Ilmu ekonomi hanya bisa membantu jika ia memperluas imajinasi kolektif kita dan bukan mengekangnya.
Jika perubahan iklim merupakan ancaman paling parah terhadap lingkungan fisik kita, maka erosi kelas menengah adalah ancaman paling signifikan terhadap lingkungan sosial kita. Masyarakat dan politik yang sehat memerlukan kelas menengah yang berbasis luas. Secara historis, pekerjaan bergaji tinggi dan terjamin di bidang manufaktur dan jasa terkait telah menjadi fondasi pertumbuhan kelas menengah. Namun beberapa dekade terakhir tidak memberikan dampak yang baik terhadap kelas menengah di negara maju. Hiperglobalisasi, otomatisasi, perubahan teknologi yang berbasis keterampilan, dan kebijakan penghematan telah menyebabkan polarisasi pasar tenaga kerja, atau kurangnya lapangan kerja yang layak.

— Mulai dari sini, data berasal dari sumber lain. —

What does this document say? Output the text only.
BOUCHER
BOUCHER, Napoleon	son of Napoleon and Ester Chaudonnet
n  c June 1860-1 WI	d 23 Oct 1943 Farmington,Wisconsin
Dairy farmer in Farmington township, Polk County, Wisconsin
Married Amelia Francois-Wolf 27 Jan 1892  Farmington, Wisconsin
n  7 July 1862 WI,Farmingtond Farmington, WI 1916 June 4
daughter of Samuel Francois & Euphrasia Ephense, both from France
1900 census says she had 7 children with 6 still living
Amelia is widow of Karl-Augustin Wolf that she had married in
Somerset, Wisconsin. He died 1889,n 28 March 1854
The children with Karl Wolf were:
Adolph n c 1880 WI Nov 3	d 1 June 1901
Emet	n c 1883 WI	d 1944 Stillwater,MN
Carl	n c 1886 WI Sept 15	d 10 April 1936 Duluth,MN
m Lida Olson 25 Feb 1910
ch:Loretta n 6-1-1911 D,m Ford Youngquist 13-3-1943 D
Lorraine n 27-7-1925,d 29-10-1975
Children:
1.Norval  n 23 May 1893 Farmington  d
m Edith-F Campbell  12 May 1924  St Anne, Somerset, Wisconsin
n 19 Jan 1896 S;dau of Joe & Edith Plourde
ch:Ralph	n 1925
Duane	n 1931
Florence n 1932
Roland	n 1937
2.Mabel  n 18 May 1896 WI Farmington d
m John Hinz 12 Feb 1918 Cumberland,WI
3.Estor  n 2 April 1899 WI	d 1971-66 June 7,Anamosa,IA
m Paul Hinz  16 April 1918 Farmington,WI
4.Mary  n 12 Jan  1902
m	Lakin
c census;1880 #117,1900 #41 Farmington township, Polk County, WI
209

Untuk mengatasi permasalahan lapangan kerja yang baik diperlukan kebijakan-kebijakan yang melampaui kebijakan-kebijakan negara kesejahteraan tradisional (welfare state). Pendekatan kita harus mengedepankan penciptaan lapangan kerja yang baik, dengan fokus pada sisi permintaan pasar tenaga kerja (perusahaan dan teknologi) serta sisi penawaran (keterampilan, pelatihan). Kebijakan harus menargetkan sektor jasa secara khusus, karena di sinilah sebagian besar lapangan kerja akan tercipta di masa depan. Dan mereka harus berorientasi pada produktivitas, karena produktivitas yang lebih tinggi merupakan syarat mutlak untuk mendapatkan pekerjaan yang baik bagi pekerja yang berpendidikan lebih rendah dan merupakan pelengkap yang diperlukan terhadap upah minimum dan peraturan ketenagakerjaan. Pendekatan seperti ini memerlukan eksperimen terhadap kebijakan-kebijakan baru—pengembangan kebijakan industri yang efektif untuk jasa-jasa yang menyerap tenaga kerja.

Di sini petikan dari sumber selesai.